The Morrill Land-Grant Act

In addition to private colleges and universities, the U.S. also has a system of government funded, public universities. Many were founded under the Morrill Land-Grant Colleges Act of 1862. When the Morrill Act was established, the original colleges on the east coast, primarily those of the Ivy League and several religious based colleges, were the only form of higher education available, and were often confined only to the children of the elite. A movement had arisen to bring a form of more practical higher education to the masses, as "…many politicians and educators wanted to make it possible for all young Americans to receive some sort of advanced education." The Morrill Act "…made it possible for the new western states to establish colleges for the citizens." Its goal was to make higher education more easily accessible to the citizenry of the country, specifically to improve agricultural systems by providing training and scholarship in the production and sales of agricultural products, and to provide formal education in "…agriculture, home economics, mechanical arts, and other professions that seemed practical at the time."

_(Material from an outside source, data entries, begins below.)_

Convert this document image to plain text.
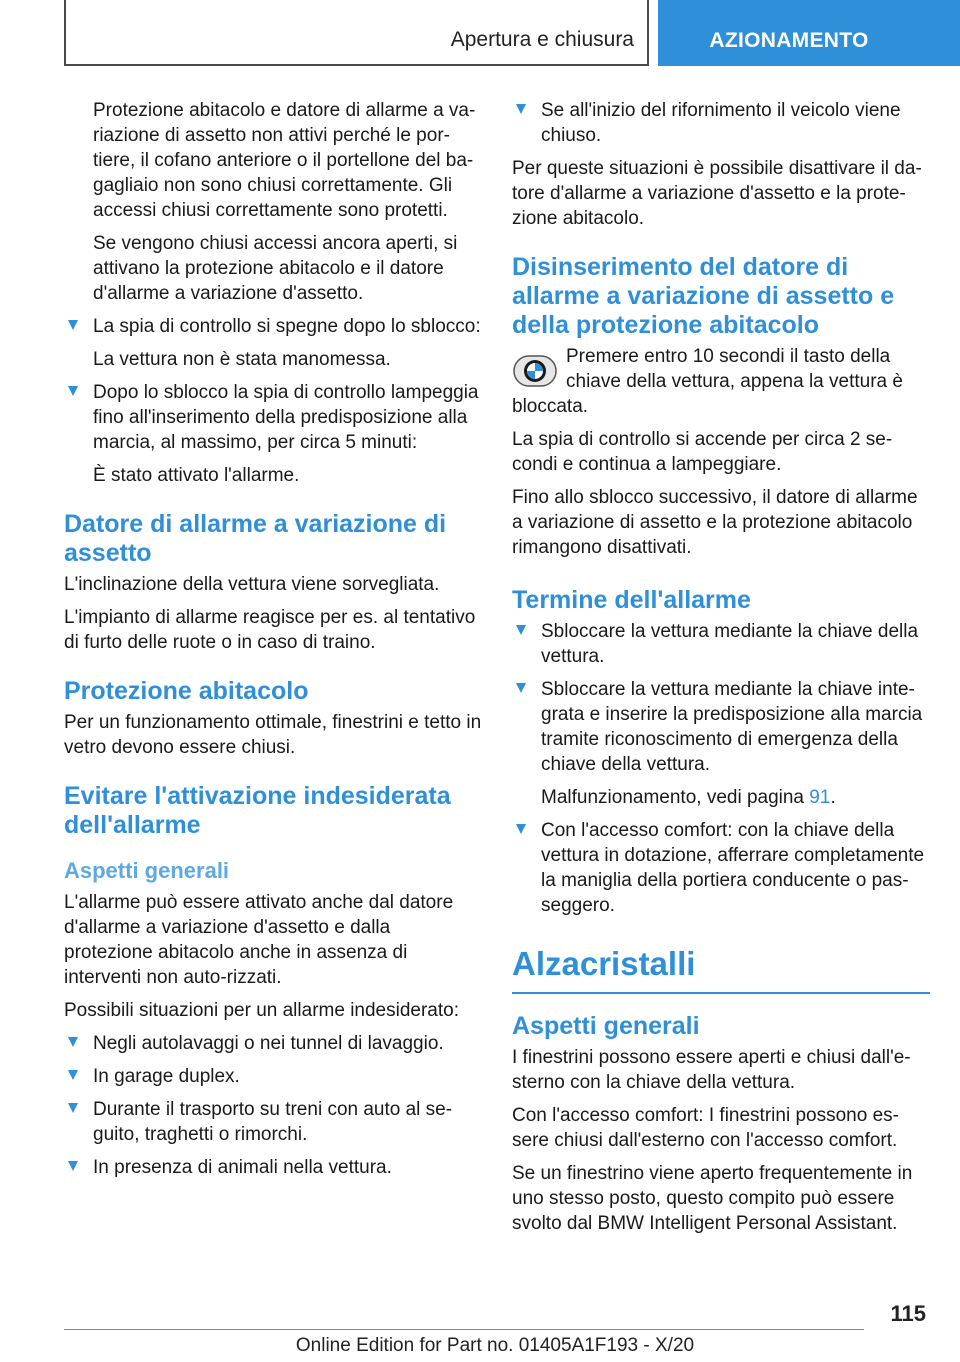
Apertura e chiusura	AZIONAMENTO

Protezione abitacolo e datore di allarme a va-riazione di assetto non attivi perché le por-tiere, il cofano anteriore o il portellone del ba-gagliaio non sono chiusi correttamente. Gli accessi chiusi correttamente sono protetti.

Se vengono chiusi accessi ancora aperti, si attivano la protezione abitacolo e il datore d'allarme a variazione d'assetto.

La spia di controllo si spegne dopo lo sblocco:

La vettura non è stata manomessa.

Dopo lo sblocco la spia di controllo lampeggia fino all'inserimento della predisposizione alla marcia, al massimo, per circa 5 minuti:

È stato attivato l'allarme.

Datore di allarme a variazione di assetto

L'inclinazione della vettura viene sorvegliata.

L'impianto di allarme reagisce per es. al tentativo di furto delle ruote o in caso di traino.

Protezione abitacolo

Per un funzionamento ottimale, finestrini e tetto in vetro devono essere chiusi.

Evitare l'attivazione indesiderata dell'allarme
Aspetti generali

L'allarme può essere attivato anche dal datore d'allarme a variazione d'assetto e dalla protezione abitacolo anche in assenza di interventi non auto-rizzati.

Possibili situazioni per un allarme indesiderato:

Negli autolavaggi o nei tunnel di lavaggio.
In garage duplex.
Durante il trasporto su treni con auto al se-guito, traghetti o rimorchi.
In presenza di animali nella vettura.
Se all'inizio del rifornimento il veicolo viene chiuso.

Per queste situazioni è possibile disattivare il da-tore d'allarme a variazione d'assetto e la prote-zione abitacolo.

Disinserimento del datore di allarme a variazione di assetto e della protezione abitacolo

Premere entro 10 secondi il tasto della chiave della vettura, appena la vettura è bloccata.

La spia di controllo si accende per circa 2 se-condi e continua a lampeggiare.

Fino allo sblocco successivo, il datore di allarme a variazione di assetto e la protezione abitacolo rimangono disattivati.

Termine dell'allarme
Sbloccare la vettura mediante la chiave della vettura.
Sbloccare la vettura mediante la chiave inte-grata e inserire la predisposizione alla marcia tramite riconoscimento di emergenza della chiave della vettura.

Malfunzionamento, vedi pagina 91.

Con l'accesso comfort: con la chiave della vettura in dotazione, afferrare completamente la maniglia della portiera conducente o pas-seggero.
Alzacristalli
Aspetti generali

I finestrini possono essere aperti e chiusi dall'e-sterno con la chiave della vettura.

Con l'accesso comfort: I finestrini possono es-sere chiusi dall'esterno con l'accesso comfort.

Se un finestrino viene aperto frequentemente in uno stesso posto, questo compito può essere svolto dal BMW Intelligent Personal Assistant.

115
Online Edition for Part no. 01405A1F193 - X/20
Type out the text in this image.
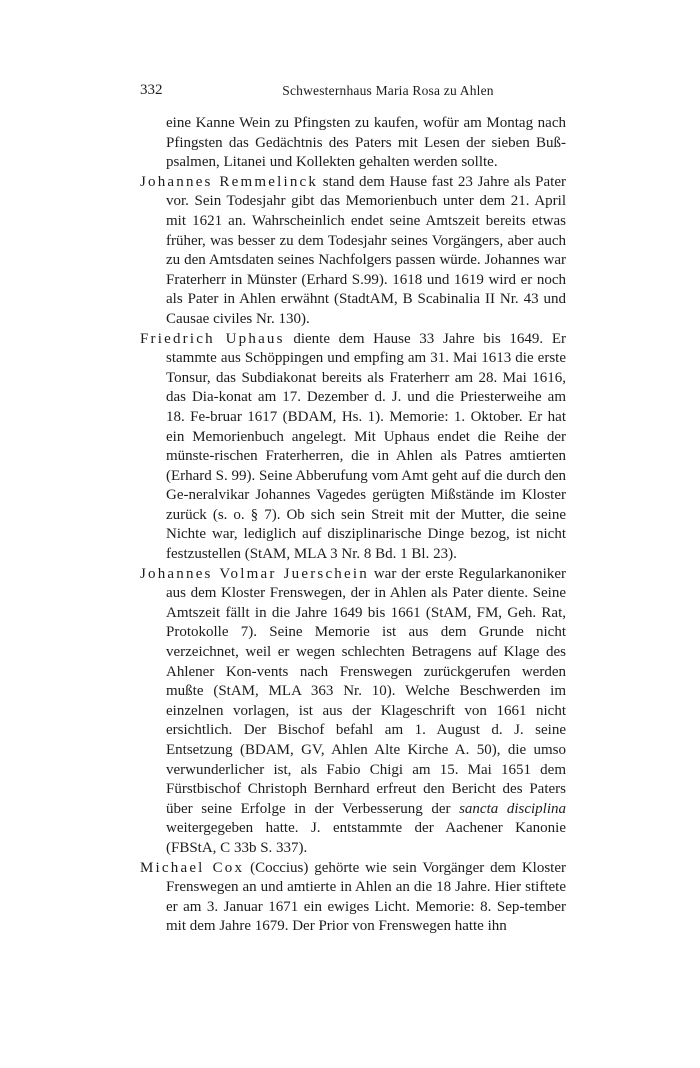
332	Schwesternhaus Maria Rosa zu Ahlen

eine Kanne Wein zu Pfingsten zu kaufen, wofür am Montag nach Pfingsten das Gedächtnis des Paters mit Lesen der sieben Buß-psalmen, Litanei und Kollekten gehalten werden sollte.

Johannes Remmelinck stand dem Hause fast 23 Jahre als Pater vor. Sein Todesjahr gibt das Memorienbuch unter dem 21. April mit 1621 an. Wahrscheinlich endet seine Amtszeit bereits etwas früher, was besser zu dem Todesjahr seines Vorgängers, aber auch zu den Amtsdaten seines Nachfolgers passen würde. Johannes war Fraterherr in Münster (Erhard S.99). 1618 und 1619 wird er noch als Pater in Ahlen erwähnt (StadtAM, B Scabinalia II Nr. 43 und Causae civiles Nr. 130).

Friedrich Uphaus diente dem Hause 33 Jahre bis 1649. Er stammte aus Schöppingen und empfing am 31. Mai 1613 die erste Tonsur, das Subdiakonat bereits als Fraterherr am 28. Mai 1616, das Dia-konat am 17. Dezember d. J. und die Priesterweihe am 18. Fe-bruar 1617 (BDAM, Hs. 1). Memorie: 1. Oktober. Er hat ein Memorienbuch angelegt. Mit Uphaus endet die Reihe der münste-rischen Fraterherren, die in Ahlen als Patres amtierten (Erhard S. 99). Seine Abberufung vom Amt geht auf die durch den Ge-neralvikar Johannes Vagedes gerügten Mißstände im Kloster zurück (s. o. § 7). Ob sich sein Streit mit der Mutter, die seine Nichte war, lediglich auf disziplinarische Dinge bezog, ist nicht festzustellen (StAM, MLA 3 Nr. 8 Bd. 1 Bl. 23).

Johannes Volmar Juerschein war der erste Regularkanoniker aus dem Kloster Frenswegen, der in Ahlen als Pater diente. Seine Amtszeit fällt in die Jahre 1649 bis 1661 (StAM, FM, Geh. Rat, Protokolle 7). Seine Memorie ist aus dem Grunde nicht verzeichnet, weil er wegen schlechten Betragens auf Klage des Ahlener Kon-vents nach Frenswegen zurückgerufen werden mußte (StAM, MLA 363 Nr. 10). Welche Beschwerden im einzelnen vorlagen, ist aus der Klageschrift von 1661 nicht ersichtlich. Der Bischof befahl am 1. August d. J. seine Entsetzung (BDAM, GV, Ahlen Alte Kirche A. 50), die umso verwunderlicher ist, als Fabio Chigi am 15. Mai 1651 dem Fürstbischof Christoph Bernhard erfreut den Bericht des Paters über seine Erfolge in der Verbesserung der sancta disciplina weitergegeben hatte. J. entstammte der Aachener Kanonie (FBStA, C 33b S. 337).

Michael Cox (Coccius) gehörte wie sein Vorgänger dem Kloster Frenswegen an und amtierte in Ahlen an die 18 Jahre. Hier stiftete er am 3. Januar 1671 ein ewiges Licht. Memorie: 8. Sep-tember mit dem Jahre 1679. Der Prior von Frenswegen hatte ihn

The act was eventually extended to allow all states that had remained with the Union during the American Civil War, and eventually all states, to establish such institutions. Most of the colleges established under the Morrill Act have since become full universities, and some are among the elite of the world.

Professional bodies
Numerous professional bodies in the U.S. also use the appellation "College". Examples in medicine include the American College of Physicians, the American College of Emergency Physicians, and the American College of Surgeons, in osteopathic medicine the American College of Osteopathic Family Physicians and the American College of Osteopathic Internists, and in dentistry the American College of Dentists and the American College of Prosthodontists.